The cost of routing in NancyFX

time to read 7 min | 1393 words

I got the following feedback on this post on Twitter.


Using trie for routing isn't new by a long shot. It is a fairly obvious optimization. But not all tries are equal to one another. I decided to see what it would look like using Nancy.

Here is the code I run:

 class Program
     static void Main(string[] args)
         using (var host = new NancyHost(new Uri("http://localhost:8080")))

 public class SampleModule : Nancy.NancyModule
     public SampleModule()
         Get["/"] = _ => "Hello World!";

And like before, we tested this by running it in Release mode using the following gobench command:

.\gobench.exe -c 100 -r 25000 -u http://localhost:8080/

The results weren't good.

Requests:                          2,500,000 hits
Successful requests:               2,500,000 hits
Network failed:                            0 hits
Bad requests failed (!2xx):                0 hits
Successful requests rate:             23,364 hits/sec
Read throughput:                   3,785,046 bytes/sec
Write throughput:                  2,009,345 bytes/sec
Test time:                               107 sec

On the same machine, similar tests using WebAPI gave me a 56,818 hits/sec and using my routing trie we get 86,206 hits/sec. Nancy also seems to be using a lot more CPU than the other two solutions.

Now, we could leave it like that, but that wouldn't be fair. Let us dig a little bit further and see if we can figure out what is costing us there?

I run the same scenario under the profiler, and we got some interesting results.


In terms of percentage, it compares favorably to my trie's results. 1.91% compared to 1.02%. But it terms of absolute time (same load, both running under the profiler), we see 64.7 seconds for 2.5 million routes in the nancy implementation vs. 2.2 seconds for 2.5 million routes in my implementation. We'll ignore the rest of the costs of Nancy, because there is quite a lot here that doesn't matter. Let us focus specifically on the routing trie, shall we?


Now, here is the really sad thing. This is running under a profiler, which slows things down tremendously.

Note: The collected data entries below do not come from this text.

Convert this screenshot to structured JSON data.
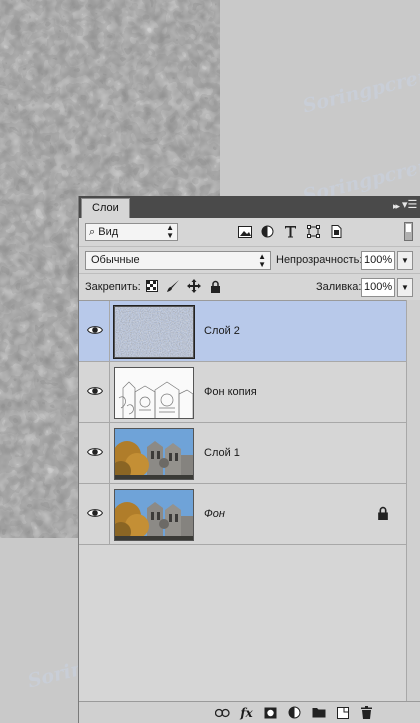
{
  "panel": {
    "tab_label": "Слои",
    "collapse_label": "▸▸",
    "menu_label": "▾☰"
  },
  "filter": {
    "kind_label": "Вид"
  },
  "blend": {
    "mode": "Обычные",
    "opacity_label": "Непрозрачность:",
    "opacity_value": "100%"
  },
  "lock": {
    "label": "Закрепить:",
    "fill_label": "Заливка:",
    "fill_value": "100%"
  },
  "layers": [
    {
      "name": "Слой 2",
      "selected": true,
      "italic": false,
      "locked": false,
      "thumb": "noise"
    },
    {
      "name": "Фон копия",
      "selected": false,
      "italic": false,
      "locked": false,
      "thumb": "sketch"
    },
    {
      "name": "Слой 1",
      "selected": false,
      "italic": false,
      "locked": false,
      "thumb": "photo"
    },
    {
      "name": "Фон",
      "selected": false,
      "italic": true,
      "locked": true,
      "thumb": "photo"
    }
  ],
  "bottom": {
    "fx_label": "fx"
  },
  "watermark_text": "Soringpcrepair.Com",
  "colors": {
    "selection": "#b8c9ea",
    "panel_bg": "#d6d6d6",
    "tab_bar": "#4a4a4a"
  }
}
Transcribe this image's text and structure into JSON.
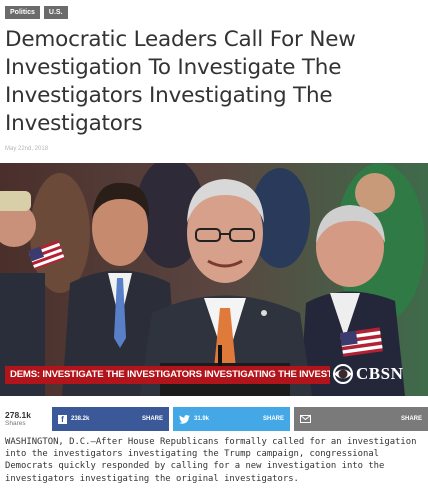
{
  "tags": [
    "Politics",
    "U.S."
  ],
  "headline": "Democratic Leaders Call For New Investigation To Investigate The Investigators Investigating The Investigators",
  "date": "May 22nd, 2018",
  "image": {
    "chyron": "DEMS: INVESTIGATE THE INVESTIGATORS INVESTIGATING THE INVESTIGATORS",
    "logo_text": "CBSN"
  },
  "share": {
    "total": "278.1k",
    "total_label": "Shares",
    "facebook_count": "238.2k",
    "facebook_label": "SHARE",
    "twitter_count": "31.9k",
    "twitter_label": "SHARE",
    "email_label": "SHARE"
  },
  "body": "WASHINGTON, D.C.—After House Republicans formally called for an investigation into the investigators investigating the Trump campaign, congressional Democrats quickly responded by calling for a new investigation into the investigators investigating the original investigators.",
  "colors": {
    "chyron_red": "#b2141c",
    "facebook_blue": "#3b5998",
    "twitter_blue": "#45a8e6",
    "email_gray": "#7a7a7a"
  }
}
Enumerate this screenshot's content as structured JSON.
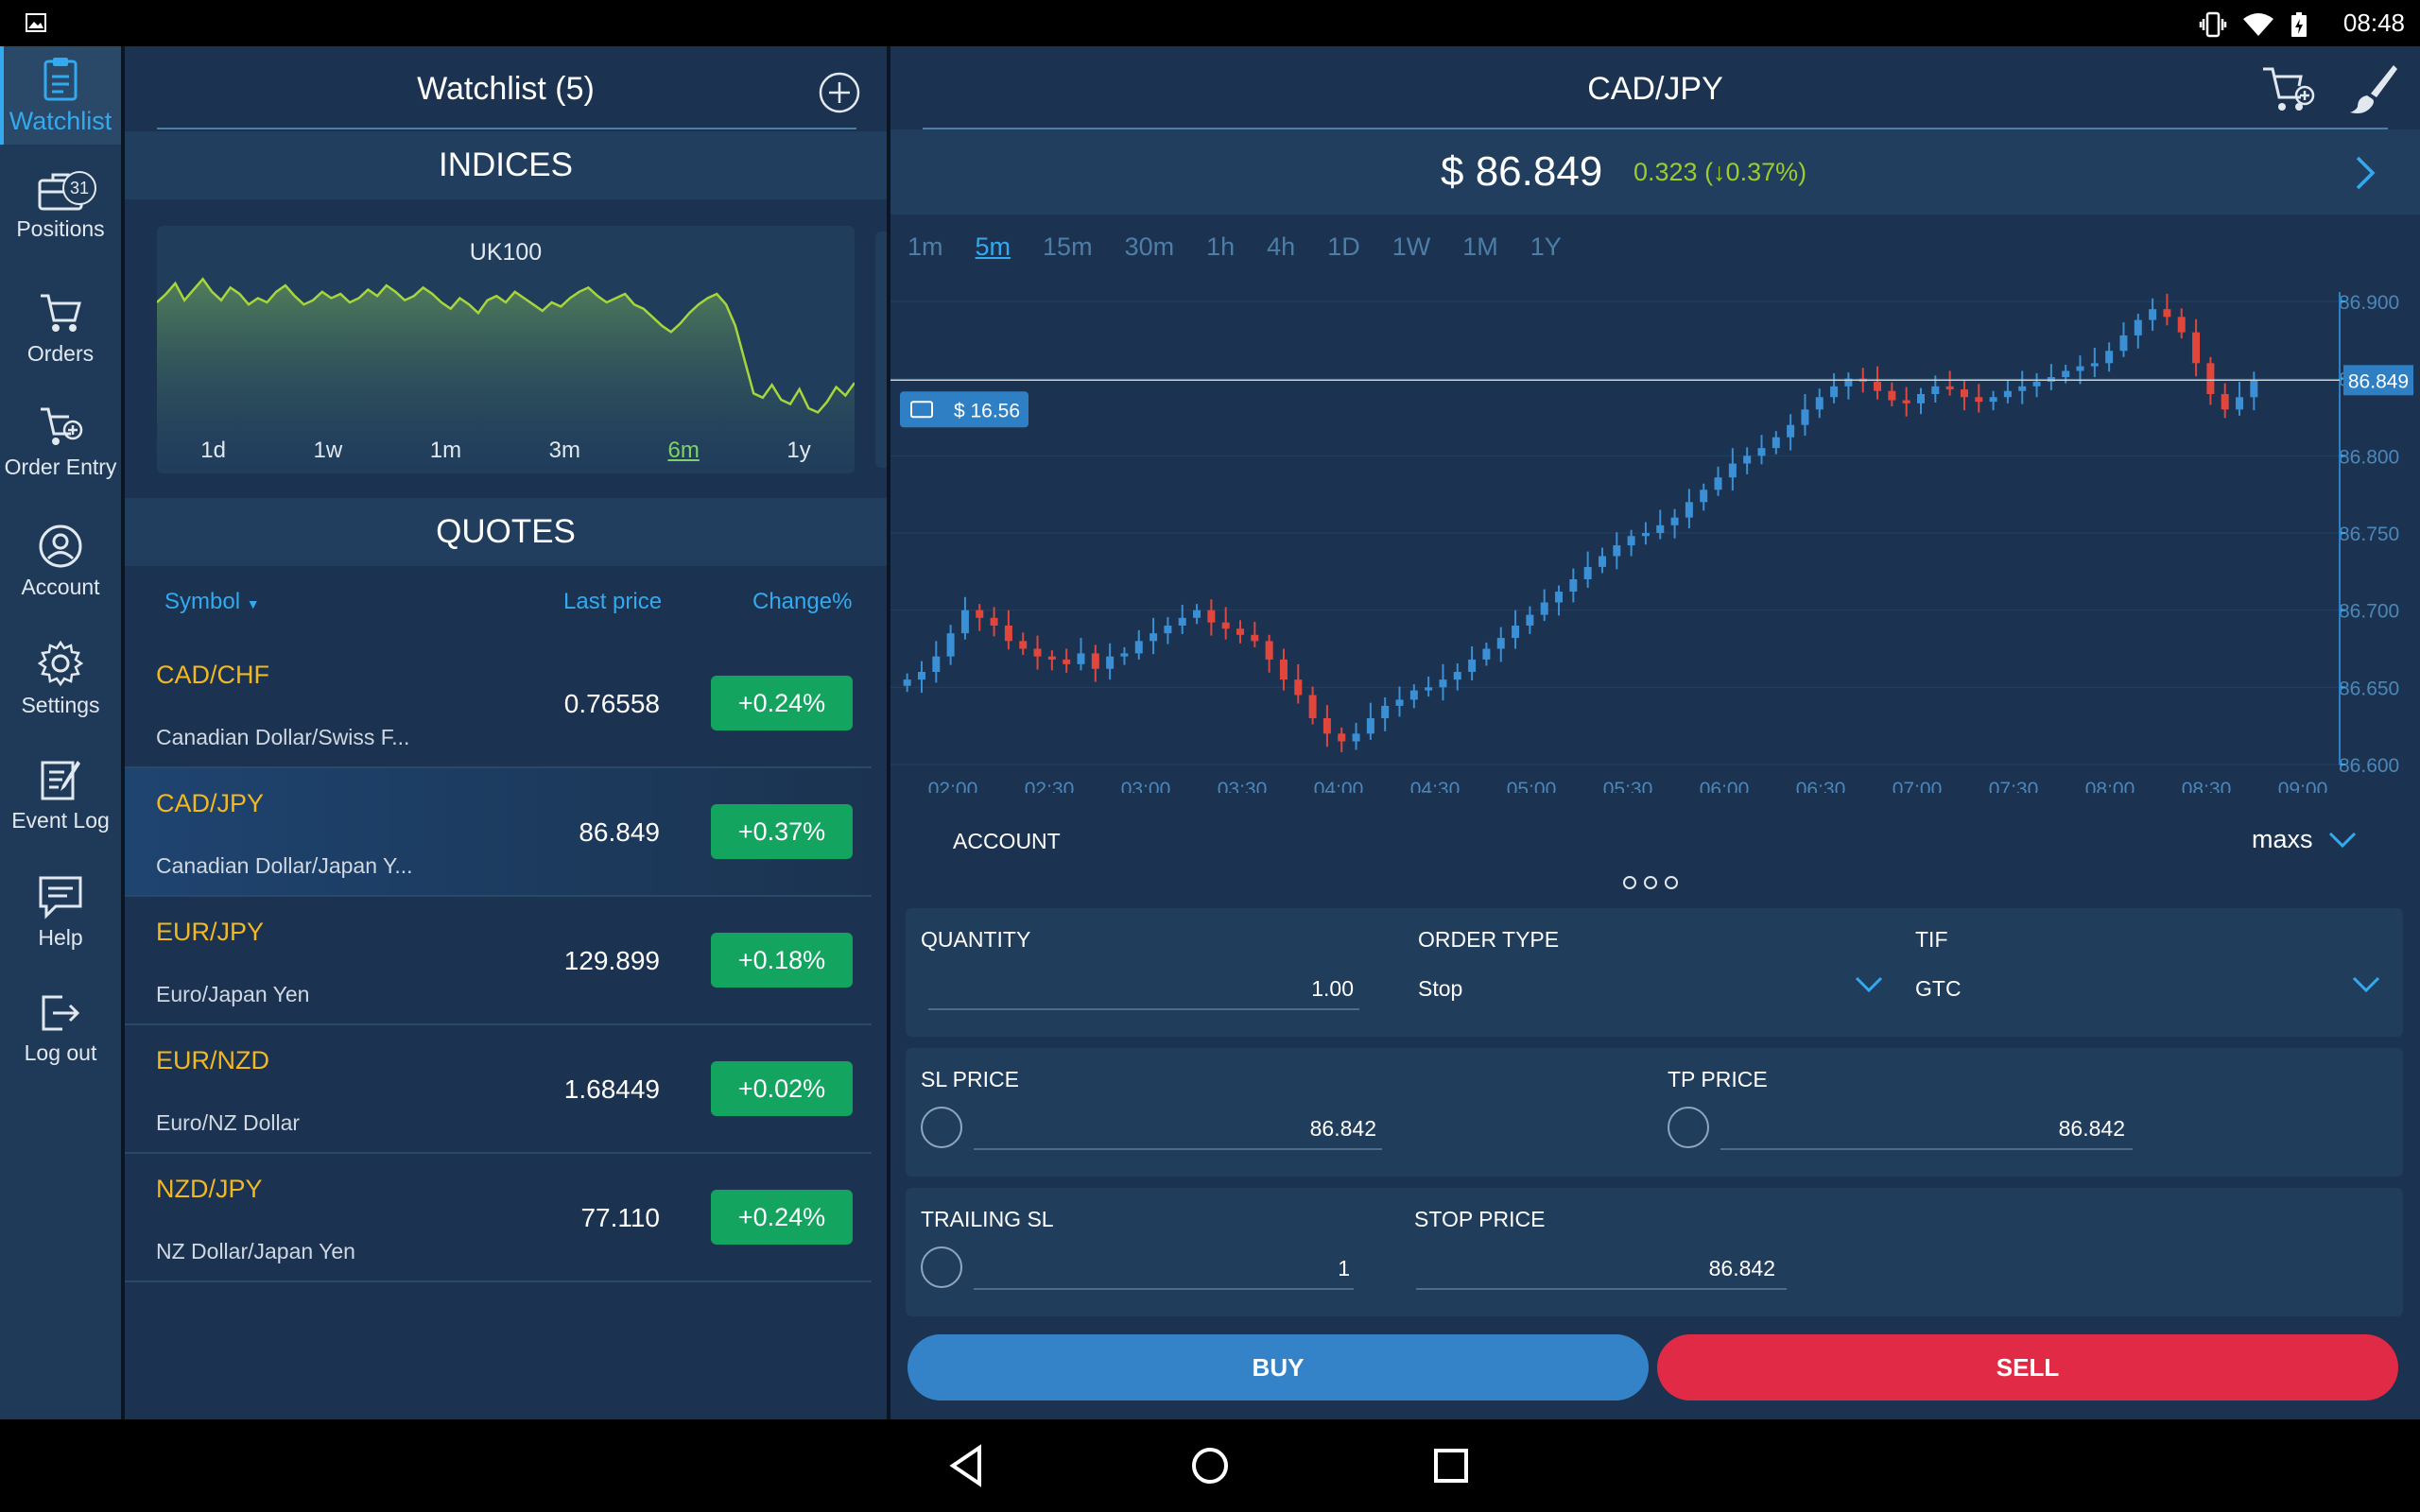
{
  "status_bar": {
    "time": "08:48",
    "icons": [
      "image-icon",
      "vibrate-icon",
      "wifi-icon",
      "battery-icon"
    ]
  },
  "sidebar": {
    "items": [
      {
        "label": "Watchlist",
        "icon": "clipboard-icon",
        "active": true
      },
      {
        "label": "Positions",
        "icon": "briefcase-icon",
        "badge": "31"
      },
      {
        "label": "Orders",
        "icon": "cart-icon"
      },
      {
        "label": "Order Entry",
        "icon": "cart-plus-icon"
      },
      {
        "label": "Account",
        "icon": "user-icon"
      },
      {
        "label": "Settings",
        "icon": "gear-icon"
      },
      {
        "label": "Event Log",
        "icon": "notepad-icon"
      },
      {
        "label": "Help",
        "icon": "chat-icon"
      },
      {
        "label": "Log out",
        "icon": "logout-icon"
      }
    ]
  },
  "watchlist": {
    "title": "Watchlist (5)",
    "indices_header": "INDICES",
    "index_card": {
      "name": "UK100",
      "ranges": [
        "1d",
        "1w",
        "1m",
        "3m",
        "6m",
        "1y"
      ],
      "active_range": "6m",
      "sparkline": [
        71,
        75,
        80,
        72,
        77,
        82,
        76,
        72,
        78,
        75,
        70,
        73,
        71,
        76,
        79,
        74,
        70,
        72,
        76,
        73,
        75,
        71,
        73,
        77,
        74,
        79,
        76,
        72,
        74,
        78,
        75,
        71,
        68,
        73,
        70,
        66,
        72,
        74,
        71,
        76,
        73,
        70,
        67,
        71,
        69,
        73,
        76,
        78,
        74,
        71,
        73,
        75,
        70,
        68,
        64,
        60,
        57,
        61,
        66,
        70,
        73,
        75,
        70,
        60,
        44,
        28,
        26,
        32,
        25,
        23,
        30,
        21,
        19,
        24,
        31,
        27,
        33
      ]
    },
    "quotes_header": "QUOTES",
    "columns": {
      "symbol": "Symbol",
      "last": "Last price",
      "change": "Change%"
    },
    "quotes": [
      {
        "symbol": "CAD/CHF",
        "name": "Canadian Dollar/Swiss F...",
        "price": "0.76558",
        "change": "+0.24%"
      },
      {
        "symbol": "CAD/JPY",
        "name": "Canadian Dollar/Japan Y...",
        "price": "86.849",
        "change": "+0.37%",
        "selected": true
      },
      {
        "symbol": "EUR/JPY",
        "name": "Euro/Japan Yen",
        "price": "129.899",
        "change": "+0.18%"
      },
      {
        "symbol": "EUR/NZD",
        "name": "Euro/NZ Dollar",
        "price": "1.68449",
        "change": "+0.02%"
      },
      {
        "symbol": "NZD/JPY",
        "name": "NZ Dollar/Japan Yen",
        "price": "77.110",
        "change": "+0.24%"
      }
    ]
  },
  "instrument": {
    "title": "CAD/JPY",
    "price": "$ 86.849",
    "change": "0.323 (↓0.37%)",
    "timeframes": [
      "1m",
      "5m",
      "15m",
      "30m",
      "1h",
      "4h",
      "1D",
      "1W",
      "1M",
      "1Y"
    ],
    "active_timeframe": "5m",
    "position_tag": "$ 16.56"
  },
  "chart_data": {
    "type": "candlestick",
    "x_labels": [
      "02:00",
      "02:30",
      "03:00",
      "03:30",
      "04:00",
      "04:30",
      "05:00",
      "05:30",
      "06:00",
      "06:30",
      "07:00",
      "07:30",
      "08:00",
      "08:30",
      "09:00"
    ],
    "y_ticks": [
      "86.900",
      "86.850",
      "86.800",
      "86.750",
      "86.700",
      "86.650",
      "86.600"
    ],
    "ylim": [
      86.6,
      86.9
    ],
    "current_price": "86.849",
    "close_path": [
      86.655,
      86.66,
      86.67,
      86.685,
      86.7,
      86.695,
      86.69,
      86.68,
      86.675,
      86.67,
      86.668,
      86.665,
      86.672,
      86.662,
      86.67,
      86.672,
      86.68,
      86.685,
      86.69,
      86.695,
      86.7,
      86.692,
      86.688,
      86.684,
      86.68,
      86.668,
      86.655,
      86.645,
      86.63,
      86.62,
      86.615,
      86.62,
      86.63,
      86.638,
      86.642,
      86.648,
      86.65,
      86.655,
      86.66,
      86.668,
      86.675,
      86.682,
      86.69,
      86.697,
      86.705,
      86.712,
      86.72,
      86.728,
      86.735,
      86.742,
      86.748,
      86.75,
      86.755,
      86.76,
      86.77,
      86.778,
      86.786,
      86.795,
      86.8,
      86.805,
      86.812,
      86.82,
      86.83,
      86.838,
      86.845,
      86.85,
      86.848,
      86.842,
      86.836,
      86.834,
      86.84,
      86.845,
      86.843,
      86.838,
      86.835,
      86.838,
      86.842,
      86.845,
      86.848,
      86.851,
      86.855,
      86.858,
      86.86,
      86.868,
      86.878,
      86.888,
      86.895,
      86.89,
      86.88,
      86.86,
      86.84,
      86.83,
      86.838,
      86.849
    ]
  },
  "order": {
    "account_label": "ACCOUNT",
    "account_value": "maxs",
    "quantity_label": "QUANTITY",
    "quantity": "1.00",
    "order_type_label": "ORDER TYPE",
    "order_type": "Stop",
    "tif_label": "TIF",
    "tif": "GTC",
    "sl_label": "SL PRICE",
    "sl_value": "86.842",
    "tp_label": "TP PRICE",
    "tp_value": "86.842",
    "trailing_label": "TRAILING SL",
    "trailing_value": "1",
    "stop_label": "STOP PRICE",
    "stop_value": "86.842",
    "buy": "BUY",
    "sell": "SELL"
  },
  "colors": {
    "accent": "#33aaf0",
    "up": "#3b8fd4",
    "down": "#e0463c",
    "positive": "#13a45f",
    "sell": "#e12a46",
    "buy": "#3483c9",
    "symbol": "#f3b820"
  }
}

Under those conditions, this code still manage to process a route in just 25 μs. That is pretty awesome, regardless of how you look at it. And for the vast majority of applications, that is way more than what you'll see in most applications. The moment you start actually doing stuff, you aren't even in the same territory. But one of the things that we have been focusing on is the need to speed RavenDB up by [not ready to divulge yet, but let us say… a lot]. So we pay attention to every little bit.

Now, let us look in detail on this code in GetMatches, which at the time of this writing looked something like this:

return this.routeTries[method].GetMatches(path.Split(splitSeparators, StringSplitOptions.RemoveEmptyEntries), context)

I'm actually going to ignore the code we see here and just talk about the profiler output, because in this case, the code is misleading.

We can see a whole bunch of things that would fail our current code review. Here is a commonly called method that does a whole bunch of expensive allocations.

On each call, we:

  • Split the string – which is both expensive in computation  and creates multiple sub strings and the array to contain them.
  • Create two dictionaries:
    • one is done inside the TrieNode.GetMatches call:
      return this.GetMatches(segments, 0, new Dictionary<string, object>(this.AdditionalParameters), context);
    • one is done inside the TrieNode.BuildResults call:
      var parameters = new Dictionary<string, object>(capturedParameters);
  • Call ToArray – which create another allocation for the results.
  • Uses Any & Select – which often requires allocation of a lambda instance.

There are also the dictionary lookup (which is actually done twice, once using ConstainsKey, then using the indexer):

if (!this.routeTries.ContainsKey(method))
    return MatchResult.NoMatches;

return this.routeTries[method] /* removed for clarity */;

Note that just replacing this with a TryGetValue is likely to give us about 8% improvement in this method.

It actually gets better, looking at the code, it looks like we hit the code path for the root route, while other routes need to do more work. I changed the route to be Get["/values"], and run the benchmark under profiler again.

The only change I made is that now I have a non root route, the cost for routing is up by about 75%:



Now, I'm being utterly unfair here. NancyFX actually has a really sophisticated routing system, it does a lot. I mean, really a lot.

My routing trie, on the other hand, is intentionally dumb and require the request handling code to participate in some decisions. This is done intentionally, because it gives me the chance to do a whole bunch of optimizations cheaply. To start with, I don't need to do any allocations whatsoever throughout the call, and the request handling code can also skip string allocations in most cases.

This isn't an issue of algorithms. It is an issue of what you are trying to do.

For comparisons, doing the same amount of work in my current version (which was even further optimized), give us this:


You can see what the cost of routing is for us. While the optimized root route cost for Nancy is 25 μs, we are able to route the request in 0.23 μs, that is two orders of magnitudes faster. My entire routing cost can fit 10 times in the cost of a single dictionary lookup in the NancyFX case.

So, to answer the original question, no, I really couldn't just use NancyFX code to get "this optimization". The algorithm is important, but the actual implementation details are far more interesting and relevant.